Friday, October 21, 2011
By the time of his appointment, Cranmer had already had come to accept the essential doctrines of the reformation. Over the next several years he would leave behind the Roman Catholic doctrine of transubstantiation, as well as accepting only two sacraments (holy communion and baptism) as of the gospel and instituted by Christ. The other five so-called sacraments (confession, marriage, confirmation, anointing of the sick, holy orders), though valid and godly in nature, were not biblically instituted as such nor had they two parts (outward material sign and inward grace) necessary for a sacrament.
Cranmer's reformed path was quite distinct from a large percentage of the bishops who served throughout England at that time. Many of those men were still Roman Catholic in outlook, if not in doctrine and practice. The years leading up to the death of King Henry VIII were marked by a kind of see-saw slow-motion reform... three steps forward, two steps back, so to speak. This was clearly seen in the first attempt at a church confession, the Ten Articles, which was a compromise between the Roman Catholic party and those favoring reform. King Henry as monarch had become the Supreme Head of the Church when England threw off the Pope's authority. As was his wont when deciding doctrinal questions, he selected the committee bishops by appointing equal representation from the Catholic conservatives and the evangelical reformers; the perfect formula for doctrine compromise based on a political consensus rather than Holy Scripture alone.
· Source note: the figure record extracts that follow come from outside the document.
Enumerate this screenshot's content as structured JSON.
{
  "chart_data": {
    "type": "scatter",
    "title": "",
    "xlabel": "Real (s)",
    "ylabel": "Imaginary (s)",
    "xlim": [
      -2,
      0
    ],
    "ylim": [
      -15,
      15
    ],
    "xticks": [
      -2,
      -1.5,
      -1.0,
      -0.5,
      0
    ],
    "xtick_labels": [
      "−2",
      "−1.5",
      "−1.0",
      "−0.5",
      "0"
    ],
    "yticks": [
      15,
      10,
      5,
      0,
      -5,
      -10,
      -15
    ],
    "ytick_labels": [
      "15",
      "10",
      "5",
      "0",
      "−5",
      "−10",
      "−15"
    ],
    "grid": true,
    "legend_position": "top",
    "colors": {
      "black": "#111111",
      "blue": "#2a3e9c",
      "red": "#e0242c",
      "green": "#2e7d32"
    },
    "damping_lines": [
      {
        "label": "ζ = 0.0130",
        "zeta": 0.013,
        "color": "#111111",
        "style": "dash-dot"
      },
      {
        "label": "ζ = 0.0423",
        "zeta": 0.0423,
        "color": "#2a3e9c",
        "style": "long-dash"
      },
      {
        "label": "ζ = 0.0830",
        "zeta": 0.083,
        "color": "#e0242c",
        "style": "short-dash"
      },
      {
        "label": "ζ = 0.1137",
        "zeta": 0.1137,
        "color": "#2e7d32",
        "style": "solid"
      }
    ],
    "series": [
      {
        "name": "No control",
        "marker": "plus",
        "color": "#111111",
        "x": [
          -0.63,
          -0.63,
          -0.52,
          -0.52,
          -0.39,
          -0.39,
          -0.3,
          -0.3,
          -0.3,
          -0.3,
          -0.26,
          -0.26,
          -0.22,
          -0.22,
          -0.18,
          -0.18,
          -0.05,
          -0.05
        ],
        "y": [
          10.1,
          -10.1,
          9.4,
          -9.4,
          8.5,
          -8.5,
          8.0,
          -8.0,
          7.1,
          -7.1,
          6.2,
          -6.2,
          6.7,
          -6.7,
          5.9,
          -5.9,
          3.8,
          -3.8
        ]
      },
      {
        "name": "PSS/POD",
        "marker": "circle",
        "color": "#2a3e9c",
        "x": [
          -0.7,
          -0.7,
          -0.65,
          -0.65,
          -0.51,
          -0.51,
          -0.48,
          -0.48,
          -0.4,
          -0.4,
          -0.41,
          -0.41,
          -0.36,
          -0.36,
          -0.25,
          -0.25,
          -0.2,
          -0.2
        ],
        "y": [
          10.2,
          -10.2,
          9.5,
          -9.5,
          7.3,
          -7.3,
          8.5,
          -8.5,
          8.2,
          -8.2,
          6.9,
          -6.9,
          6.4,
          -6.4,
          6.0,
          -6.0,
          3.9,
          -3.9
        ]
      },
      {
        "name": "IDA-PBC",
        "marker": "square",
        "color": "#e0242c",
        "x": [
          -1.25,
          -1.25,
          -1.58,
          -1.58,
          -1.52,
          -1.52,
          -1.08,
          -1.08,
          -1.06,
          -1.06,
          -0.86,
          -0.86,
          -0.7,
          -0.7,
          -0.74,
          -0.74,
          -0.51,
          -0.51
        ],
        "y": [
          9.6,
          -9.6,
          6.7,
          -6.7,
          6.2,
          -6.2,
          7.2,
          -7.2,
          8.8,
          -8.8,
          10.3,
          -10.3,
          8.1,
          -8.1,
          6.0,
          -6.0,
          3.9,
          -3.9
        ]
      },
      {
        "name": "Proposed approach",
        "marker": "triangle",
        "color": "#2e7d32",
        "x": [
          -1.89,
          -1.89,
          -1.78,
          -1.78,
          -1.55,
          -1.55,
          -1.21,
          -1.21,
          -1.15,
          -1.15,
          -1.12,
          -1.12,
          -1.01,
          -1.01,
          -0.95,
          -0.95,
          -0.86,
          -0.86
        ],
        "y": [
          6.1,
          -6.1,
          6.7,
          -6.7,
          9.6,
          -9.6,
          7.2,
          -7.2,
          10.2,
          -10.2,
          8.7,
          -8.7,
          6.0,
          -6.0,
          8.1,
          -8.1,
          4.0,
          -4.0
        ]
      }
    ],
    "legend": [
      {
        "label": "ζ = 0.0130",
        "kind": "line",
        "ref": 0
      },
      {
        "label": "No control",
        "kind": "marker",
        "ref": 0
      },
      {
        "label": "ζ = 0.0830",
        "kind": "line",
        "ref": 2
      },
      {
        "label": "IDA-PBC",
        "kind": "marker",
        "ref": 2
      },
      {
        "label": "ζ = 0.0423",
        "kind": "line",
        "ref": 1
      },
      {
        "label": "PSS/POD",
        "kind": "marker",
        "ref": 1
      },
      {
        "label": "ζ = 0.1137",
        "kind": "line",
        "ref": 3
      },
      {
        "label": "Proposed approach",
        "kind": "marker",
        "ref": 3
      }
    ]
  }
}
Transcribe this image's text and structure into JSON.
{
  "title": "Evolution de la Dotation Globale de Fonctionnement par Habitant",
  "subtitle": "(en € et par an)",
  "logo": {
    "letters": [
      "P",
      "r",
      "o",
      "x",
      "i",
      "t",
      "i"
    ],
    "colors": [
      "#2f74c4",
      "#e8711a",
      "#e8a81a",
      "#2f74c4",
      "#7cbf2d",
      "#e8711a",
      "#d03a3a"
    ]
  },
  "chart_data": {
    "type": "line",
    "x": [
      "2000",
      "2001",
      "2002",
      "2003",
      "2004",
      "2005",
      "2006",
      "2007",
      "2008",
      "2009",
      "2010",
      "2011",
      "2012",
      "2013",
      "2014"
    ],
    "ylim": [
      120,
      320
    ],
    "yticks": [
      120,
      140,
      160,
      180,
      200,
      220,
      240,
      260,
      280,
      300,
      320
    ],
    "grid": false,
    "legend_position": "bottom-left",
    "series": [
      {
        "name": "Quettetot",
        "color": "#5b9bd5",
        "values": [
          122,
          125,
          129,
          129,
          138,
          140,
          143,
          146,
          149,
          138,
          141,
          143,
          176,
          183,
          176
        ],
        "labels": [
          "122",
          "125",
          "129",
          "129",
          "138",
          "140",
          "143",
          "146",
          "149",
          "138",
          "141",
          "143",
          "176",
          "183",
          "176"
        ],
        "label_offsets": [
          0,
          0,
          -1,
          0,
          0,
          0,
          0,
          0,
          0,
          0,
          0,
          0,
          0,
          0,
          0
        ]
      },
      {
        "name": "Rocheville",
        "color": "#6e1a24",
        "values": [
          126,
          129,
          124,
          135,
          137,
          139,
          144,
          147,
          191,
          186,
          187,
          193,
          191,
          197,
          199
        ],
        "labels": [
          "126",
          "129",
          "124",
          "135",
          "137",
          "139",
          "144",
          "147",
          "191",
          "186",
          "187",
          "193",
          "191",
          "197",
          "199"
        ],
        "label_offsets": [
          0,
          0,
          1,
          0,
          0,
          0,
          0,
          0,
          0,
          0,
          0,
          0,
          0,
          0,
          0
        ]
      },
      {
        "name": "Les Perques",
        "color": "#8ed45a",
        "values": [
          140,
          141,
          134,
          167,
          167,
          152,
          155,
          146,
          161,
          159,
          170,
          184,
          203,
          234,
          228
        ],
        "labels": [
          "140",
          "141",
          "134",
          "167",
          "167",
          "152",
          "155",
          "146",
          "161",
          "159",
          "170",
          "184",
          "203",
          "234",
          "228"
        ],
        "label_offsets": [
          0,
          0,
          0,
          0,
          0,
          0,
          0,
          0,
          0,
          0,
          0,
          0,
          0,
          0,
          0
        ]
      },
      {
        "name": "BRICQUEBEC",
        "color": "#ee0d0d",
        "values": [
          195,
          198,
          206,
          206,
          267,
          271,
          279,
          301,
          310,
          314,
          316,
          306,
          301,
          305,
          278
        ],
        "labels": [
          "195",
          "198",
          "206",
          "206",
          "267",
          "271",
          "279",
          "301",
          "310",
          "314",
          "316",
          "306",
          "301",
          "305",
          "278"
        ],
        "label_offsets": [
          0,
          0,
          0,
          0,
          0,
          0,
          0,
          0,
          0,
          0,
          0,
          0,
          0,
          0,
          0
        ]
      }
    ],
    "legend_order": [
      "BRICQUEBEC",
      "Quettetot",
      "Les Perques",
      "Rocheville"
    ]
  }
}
This was to be the pattern throughout the latter part of Henry's reign. It reflected his own theological ambivalence and ever-changing political concerns. This course set the stage for three developments that stayed with the English Church for the next 100-plus years of back and forth reform. One, it unofficially institutionalized a doctrinal see-saw battle between the Evangelicals and those of the more Catholic/medieval persuasion. Two, it validated a kind of rear-guard action by the Catholic conservative bishops (often in sync with the King or Queen) to preserve or reinstate certain medieval doctrines and practices and resist a fuller reformation of the English Church. Three, the involvement of the Monarch as both head of State and Church guaranteed that political calculations as well as personal religious preferences would intrude themselves in matters of Church doctrine, practice, and further reform.